We have all heard of this, it's been anecdotal to elections forever. New York has setup a new database of statewide registered voters that reveals some alarming results on dead voters.
The Journal's analysis of New York's 3-month-old database is the first to determine the potential for errors and fraud in voting. It matched names, dates of birth and ZIP codes in the state's database of 11.7 million voter registration records against the same information in the Social Security Administration's "Death Master File." That database has 77 million records of deaths dating back to 1937.
I had always assumed that dead voters was just a few isolated cases here and there, but it seems that from this New York Journal Times article it seems that sounding the alarm is needed. Lets take a look at what the database revealed.

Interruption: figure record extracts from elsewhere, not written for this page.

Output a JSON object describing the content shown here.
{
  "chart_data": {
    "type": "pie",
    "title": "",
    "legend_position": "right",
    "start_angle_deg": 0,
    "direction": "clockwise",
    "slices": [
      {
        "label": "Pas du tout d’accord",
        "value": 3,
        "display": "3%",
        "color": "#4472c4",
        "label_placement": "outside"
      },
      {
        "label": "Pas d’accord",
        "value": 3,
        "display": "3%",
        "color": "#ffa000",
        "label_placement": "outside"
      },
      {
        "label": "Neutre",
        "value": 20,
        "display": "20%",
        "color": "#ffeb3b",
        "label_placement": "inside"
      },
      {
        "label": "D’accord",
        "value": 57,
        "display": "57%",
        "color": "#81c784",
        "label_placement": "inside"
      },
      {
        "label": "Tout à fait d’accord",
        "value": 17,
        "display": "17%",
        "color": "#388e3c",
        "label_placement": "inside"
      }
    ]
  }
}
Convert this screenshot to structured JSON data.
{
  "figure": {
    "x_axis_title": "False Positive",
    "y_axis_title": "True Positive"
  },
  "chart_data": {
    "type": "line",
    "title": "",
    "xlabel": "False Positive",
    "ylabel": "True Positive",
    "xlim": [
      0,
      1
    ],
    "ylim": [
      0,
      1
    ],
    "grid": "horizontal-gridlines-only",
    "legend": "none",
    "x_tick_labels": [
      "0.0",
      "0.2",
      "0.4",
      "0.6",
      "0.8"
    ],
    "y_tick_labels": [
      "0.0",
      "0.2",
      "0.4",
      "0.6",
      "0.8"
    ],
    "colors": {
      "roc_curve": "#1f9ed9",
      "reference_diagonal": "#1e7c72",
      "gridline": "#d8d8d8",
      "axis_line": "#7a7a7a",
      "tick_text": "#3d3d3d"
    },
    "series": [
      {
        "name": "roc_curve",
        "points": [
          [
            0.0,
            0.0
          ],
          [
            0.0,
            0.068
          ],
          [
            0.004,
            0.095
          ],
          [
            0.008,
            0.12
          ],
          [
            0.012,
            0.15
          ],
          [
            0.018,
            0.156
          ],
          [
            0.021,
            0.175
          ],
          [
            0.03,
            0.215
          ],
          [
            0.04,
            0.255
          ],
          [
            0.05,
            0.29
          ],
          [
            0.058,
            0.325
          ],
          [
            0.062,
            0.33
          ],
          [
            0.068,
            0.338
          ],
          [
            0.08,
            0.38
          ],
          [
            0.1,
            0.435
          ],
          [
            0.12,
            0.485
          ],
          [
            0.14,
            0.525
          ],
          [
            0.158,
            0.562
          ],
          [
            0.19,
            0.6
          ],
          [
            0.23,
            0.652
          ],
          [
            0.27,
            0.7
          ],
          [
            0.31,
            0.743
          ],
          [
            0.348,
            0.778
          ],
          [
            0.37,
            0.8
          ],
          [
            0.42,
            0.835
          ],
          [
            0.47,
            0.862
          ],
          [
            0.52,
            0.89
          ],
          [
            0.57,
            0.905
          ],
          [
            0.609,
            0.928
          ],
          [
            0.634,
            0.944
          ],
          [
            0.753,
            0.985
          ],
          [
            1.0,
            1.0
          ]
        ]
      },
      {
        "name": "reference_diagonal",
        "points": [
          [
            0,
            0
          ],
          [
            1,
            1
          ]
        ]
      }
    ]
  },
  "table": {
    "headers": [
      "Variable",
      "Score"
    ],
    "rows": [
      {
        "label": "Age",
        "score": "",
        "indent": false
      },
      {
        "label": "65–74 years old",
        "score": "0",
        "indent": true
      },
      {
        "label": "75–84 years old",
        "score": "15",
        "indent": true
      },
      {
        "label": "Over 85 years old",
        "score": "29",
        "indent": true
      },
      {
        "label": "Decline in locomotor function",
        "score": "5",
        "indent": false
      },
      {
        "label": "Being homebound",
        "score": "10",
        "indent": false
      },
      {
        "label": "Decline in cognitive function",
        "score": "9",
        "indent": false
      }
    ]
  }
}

- There were dead people on the voter rolls in all of New York's 62 counties and people in as many as 45 counties who had votes recorded after they had died.
- One Bronx address was listed as the home for as many as 191 registered voters who had died. The address is 5901 Palisade Ave., in Riverdale, site of the Hebrew Home for the Aged.
- Democrats who cast votes after they died outnumbered Republicans by more than 4 to 1. The reason: Most of them came from Democrat-dominated New York City, where the higher population produced more matches.
Here are some other examples from across the country also revealed in the article.
In 1997, a judge declared a Miami mayoral election invalid because of widespread fraud, including dead voters.
And in one of the more notorious examples, inspectors estimated that as many as 1 in 10 ballots cast in Chicago during the 1982 Illinois gubernatorial election were fraudulent for various reasons, including votes by the dead.
As it is a Federal as well as state law that these dead voters be purged, why aren't they especially as it would remove at least one potential source of fraud? Good question, some say that excessive enthusiasm can cause legitimate voters to be removed through clerical errors, however because most states allow same day registration, this should be easily rectified with proper identification.